Ben Stiller and Robert De Niro return as battling in-laws in this third installment of the comedy franchise. Paul Weitz directs. (PG-13)

The true story of working-class women employed at a Ford Motor plant in industrial England in 1968 who went out on strike to demand equal pay for equal work. Director Nigel Cole does an admirable job of sketching in the hierachy of males the women are up against (husbands, co-workers, Ford execs, even their own union bosses), and crafting a milieu of subtly ingrained sexism. Sally Hawkins (Happy-Go-Lucky) brings her fun-loving demeanor and piercing intelligence to the fictional heroine invented to represent the journey the Ford women took from complacency to consciousness. (R) 113 minutes. (★★★) Lisa Jensen

When a freak accident left rock climber Aron Ralston stranded at the bottom of a deep crevice, his right hand pinned between the rockface and an immovable boulder, he had to make an impossible decision: forfeit his arm or lose his life. A man immobilized in a narrow crevice for five days may not sound like promising material for a moving picture, but Danny Boyle ramps up the suspense and makes something both kinetic and gripping out of Ralston’s story. Swooping in and out of Ralston’s memories, the material in his video camera, and his delirious fantasies, Boyle keeps the narrative pace brisk and the action intense. In the starring role, James Franco captures not only Ralston’s up-for-anything cockiness, but his wry wit and unalloyed courage as well. (R) 94 minutes. (★★★) Lisa Jensen

Nicole Kidman and Aaron Eckhart turn in brilliant performaces in this new outing by director John Cameron Mitchell (Hedwig, Shortbus). Mitchell surprises by offering a deep, sensitive look into the lives of two parents moving through the grief after losing their young son. Kidman grabbed a Golden Globe nom, but it’s Eckhart’s rich performance that truly shines in a tale that finds these actor so believingly appealing. Diane Weist co-stars. (★★★) Greg Archer

Nicolas Cage stars as a medieval knight charged with escorting suspected witch Claire Foy to a far-off abbey to be exorcised in hopes of ending the Black Death.. (PG-13) 113 minutes.

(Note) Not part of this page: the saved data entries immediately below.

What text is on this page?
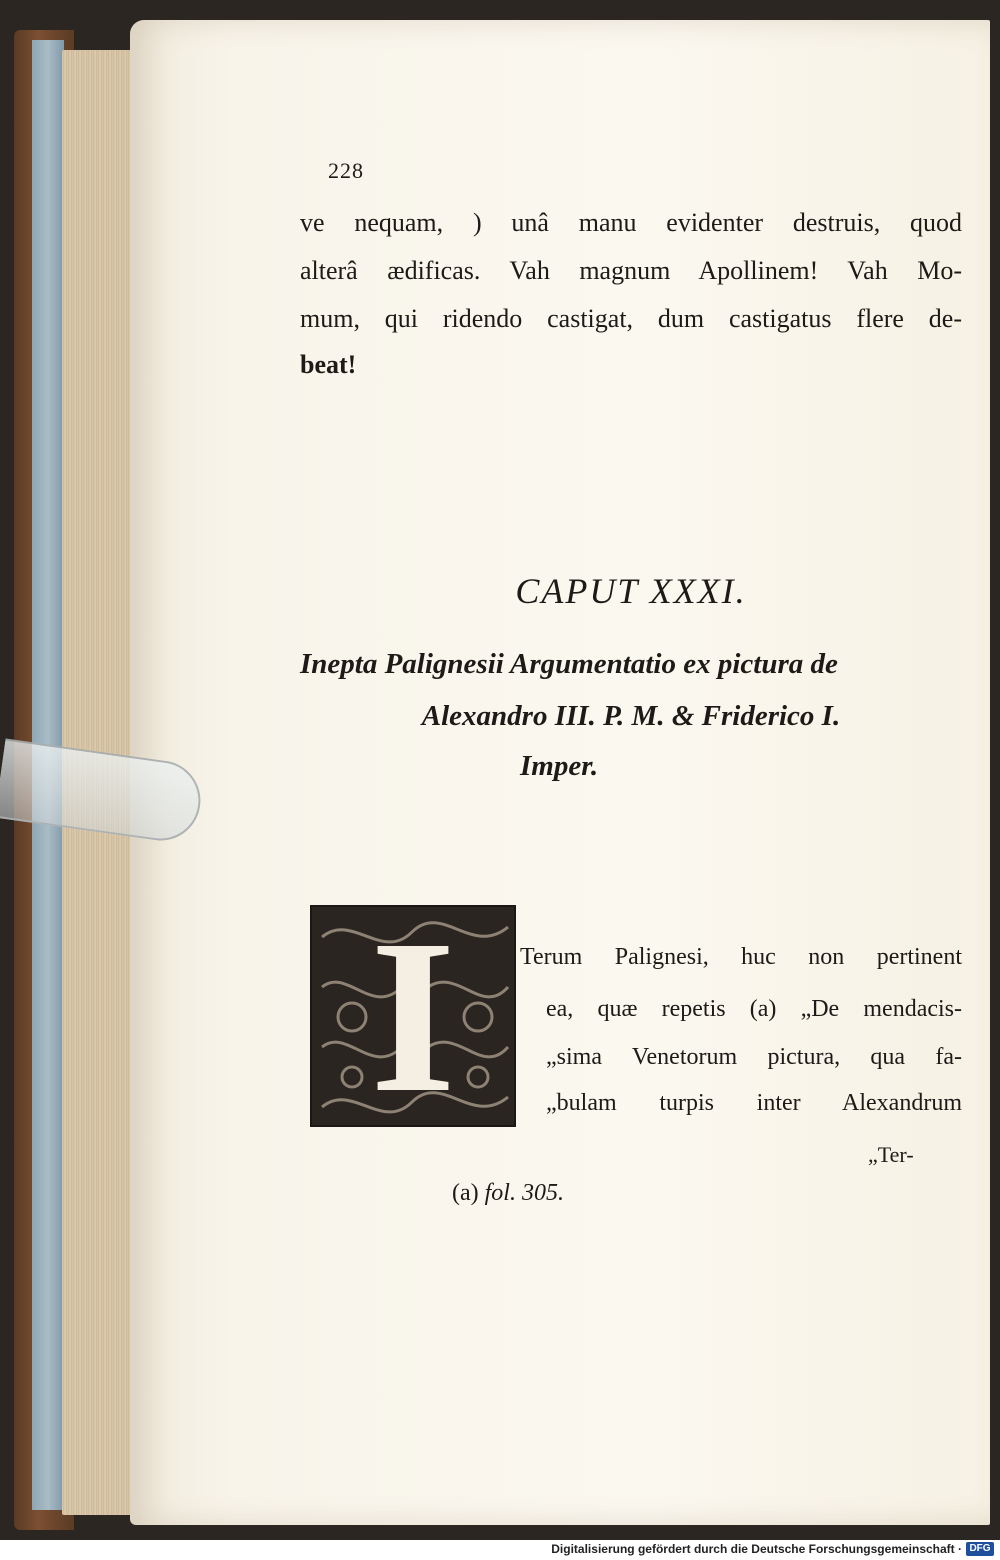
228
ve nequam, ) unâ manu evidenter destruis, quod
alterâ ædificas. Vah magnum Apollinem! Vah Mo-
mum, qui ridendo castigat, dum castigatus flere de-
beat!
CAPUT XXXI.
Inepta Palignesii Argumentatio ex pictura de
Alexandro III. P. M. & Friderico I.
Imper.
I	Terum Palignesi, huc non pertinent
ea, quæ repetis (a) „De mendacis-
„sima Venetorum pictura, qua fa-
„bulam turpis inter Alexandrum
„Ter-
(a) fol. 305.
Digitalisierung gefördert durch die Deutsche Forschungsgemeinschaft · DFG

The classic “Disney princess” movie evolves in this entertaining update of the Rapunzel fairy tale. Rapunzel (nicely voiced and sung by Mandy Moore) doesn’t know she’s a kidnapped princess.. (PG) 100 minutes. (★★★) Lisa Jensen

This Hollywood star vehicle positions Johnny Depp, as an innocent abroad, and Angelina Jolie, as a glamorous femme fatale, against the gorgeous backdrop of Venice. But it’s all a matter of perspective in what turns out to be a surprisingly cheeky, but flawed adventure from German director Florian Henckel von Donnersmarck (The Lives of Others). Depp gets to spoof his cool persona as an unsophisticated, nice-guy Midwesterner. He’s fun to watch, but Jolie’s character is a cypher, an overly made-up Barbie Doll who never once has an unguarded moment where we feel like she might be an actual human being. As a result, their repartee falls flat and their spark never sizzles, a critical flaw in a movie that depends on star power. Better appreciated in retrospect, after sorting out the plot, this movie should have felt a lot more urgent and engaging along the way. (PG-13) 104 minutes. (★★1/2) Lisa Jensen

It has hints of Matrix, a touch of Fifth Element and shades of Star Wars, but even all that doesn’t make this long-awaited sequel a superior film. But it’s not a bad film, either. You come here for the experience, not the story. Jeff Bridges is back as videogame titan Kevin Flynn—remember he got sucked into his own virtual arcade game program in the original Tron, two decades ago. Garret Hedlund is on board here, playing Flynn’s grown-up son, who, is sucked into the same virtual universe. Guess who wants to free daddy?  Joseph Kosinski directs. (PG) 125 minutes. (★★1/2) Greg Archer

The Coen Brothers reimagine the old John Wayne western as a vehicle for Jeff Bridges. He plays broken-down, one-eyed U. S. Marshal Rooster Cogburn, hired by a determined 14-year-old girl to track down the villain (Josh Brolin) who killed her father. Matt Damon plays a Texas Ranger on the trail of the same scoundrel. Hailee Steinfeld plays the justice-minded young girl. (PG-13) 110 minutes. (★★★1/2)
Greg Archer

Hey, Boo Boo! Dan Aykroyd voices the genial, pic-a-nic basket-snatching denizen of Jellystone Park in this 3D reboot of the old Hanna Barbera cartoon. . (PG) 79 minutes.